There are several more inaccuracies and comments that contravene evidence-based practice in the document, but we only wished to highlight the points which are more concerning to provide guidance and protect our members. If you would like to view the original document, it is available on the JCCP website, by following the menu to practitioners and clinics, resources, guides, KOL Review and Guidance for a Standard Operating Procedure
Please be aware, the JCCP has issued a disclaimer for this document:
“The following Standard Operating Procedure is not a JCCP-endorsed standard.
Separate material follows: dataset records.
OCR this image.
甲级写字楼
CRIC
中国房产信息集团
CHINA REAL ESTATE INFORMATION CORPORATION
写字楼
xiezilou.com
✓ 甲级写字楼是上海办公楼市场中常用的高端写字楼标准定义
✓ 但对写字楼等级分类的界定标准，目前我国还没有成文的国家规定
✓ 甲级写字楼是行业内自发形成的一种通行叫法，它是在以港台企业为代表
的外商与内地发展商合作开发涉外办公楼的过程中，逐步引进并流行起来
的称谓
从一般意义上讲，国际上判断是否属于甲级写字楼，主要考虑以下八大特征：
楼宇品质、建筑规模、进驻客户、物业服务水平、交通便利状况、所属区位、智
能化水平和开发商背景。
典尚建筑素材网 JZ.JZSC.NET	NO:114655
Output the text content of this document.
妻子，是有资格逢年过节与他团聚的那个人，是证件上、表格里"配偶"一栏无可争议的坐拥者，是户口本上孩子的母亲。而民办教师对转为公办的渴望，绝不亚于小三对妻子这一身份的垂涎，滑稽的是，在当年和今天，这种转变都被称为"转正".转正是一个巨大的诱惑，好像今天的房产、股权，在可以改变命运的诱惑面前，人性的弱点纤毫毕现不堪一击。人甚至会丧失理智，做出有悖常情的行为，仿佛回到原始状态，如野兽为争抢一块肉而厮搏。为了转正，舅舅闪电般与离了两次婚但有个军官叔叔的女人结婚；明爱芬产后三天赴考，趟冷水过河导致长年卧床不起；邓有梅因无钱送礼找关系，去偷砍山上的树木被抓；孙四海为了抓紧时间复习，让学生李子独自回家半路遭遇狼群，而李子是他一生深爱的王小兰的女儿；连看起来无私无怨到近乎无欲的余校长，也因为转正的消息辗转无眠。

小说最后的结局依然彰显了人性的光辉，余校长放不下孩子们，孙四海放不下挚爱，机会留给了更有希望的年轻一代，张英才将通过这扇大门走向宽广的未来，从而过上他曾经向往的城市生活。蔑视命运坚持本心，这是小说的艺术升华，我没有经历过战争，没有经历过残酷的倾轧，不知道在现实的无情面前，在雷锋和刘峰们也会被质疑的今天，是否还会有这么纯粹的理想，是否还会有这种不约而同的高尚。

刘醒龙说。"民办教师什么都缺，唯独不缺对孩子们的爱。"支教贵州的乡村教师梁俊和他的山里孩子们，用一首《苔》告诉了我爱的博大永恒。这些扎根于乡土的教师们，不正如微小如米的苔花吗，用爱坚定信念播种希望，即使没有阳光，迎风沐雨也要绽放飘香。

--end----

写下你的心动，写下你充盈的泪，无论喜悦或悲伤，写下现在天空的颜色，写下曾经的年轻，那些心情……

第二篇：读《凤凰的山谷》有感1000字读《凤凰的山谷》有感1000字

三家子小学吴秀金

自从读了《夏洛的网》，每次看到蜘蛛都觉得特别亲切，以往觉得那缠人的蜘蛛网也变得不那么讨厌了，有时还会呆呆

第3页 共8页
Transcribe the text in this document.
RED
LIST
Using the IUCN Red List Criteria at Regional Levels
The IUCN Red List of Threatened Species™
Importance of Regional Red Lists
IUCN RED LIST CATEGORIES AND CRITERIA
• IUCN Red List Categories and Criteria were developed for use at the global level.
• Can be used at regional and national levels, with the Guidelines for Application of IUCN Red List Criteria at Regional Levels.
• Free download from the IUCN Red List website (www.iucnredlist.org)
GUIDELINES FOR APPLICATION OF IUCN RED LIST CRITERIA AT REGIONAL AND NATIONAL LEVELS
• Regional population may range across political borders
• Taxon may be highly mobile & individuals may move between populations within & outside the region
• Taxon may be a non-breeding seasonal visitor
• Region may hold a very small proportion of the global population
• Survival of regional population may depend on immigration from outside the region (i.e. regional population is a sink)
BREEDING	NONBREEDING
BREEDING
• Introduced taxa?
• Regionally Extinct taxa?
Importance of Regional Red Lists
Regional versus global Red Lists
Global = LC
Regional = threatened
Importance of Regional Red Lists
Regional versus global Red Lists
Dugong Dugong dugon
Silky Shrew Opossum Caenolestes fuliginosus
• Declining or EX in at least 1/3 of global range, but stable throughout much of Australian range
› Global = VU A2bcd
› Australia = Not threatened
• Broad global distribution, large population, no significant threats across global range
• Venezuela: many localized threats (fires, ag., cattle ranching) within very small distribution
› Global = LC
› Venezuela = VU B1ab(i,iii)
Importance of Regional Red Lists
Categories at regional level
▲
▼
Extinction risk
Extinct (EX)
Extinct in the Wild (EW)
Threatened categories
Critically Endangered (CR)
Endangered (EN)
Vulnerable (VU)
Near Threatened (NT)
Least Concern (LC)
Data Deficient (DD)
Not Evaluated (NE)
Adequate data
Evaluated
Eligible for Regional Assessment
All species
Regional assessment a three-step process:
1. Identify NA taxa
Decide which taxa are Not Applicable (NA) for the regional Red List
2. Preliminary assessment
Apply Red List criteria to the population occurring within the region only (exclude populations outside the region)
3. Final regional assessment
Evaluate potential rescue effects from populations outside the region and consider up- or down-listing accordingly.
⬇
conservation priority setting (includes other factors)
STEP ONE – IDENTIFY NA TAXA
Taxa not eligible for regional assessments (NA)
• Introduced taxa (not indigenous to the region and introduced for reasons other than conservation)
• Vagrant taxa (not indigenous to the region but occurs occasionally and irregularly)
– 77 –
It provides guidance based on nationally recognised standards relating to infection prevention and control, which the JCCP would encourage registrants to consider. It also provides additional guidance based on a range of international standards, which may be relevant to some practitioners and not to others, but is not intended to override currently accepted UK standards. These standards, particularly those relating to medicines, generate valuable critical debate but are not proposed by the JCCP and are not to be viewed as a practice requirement.”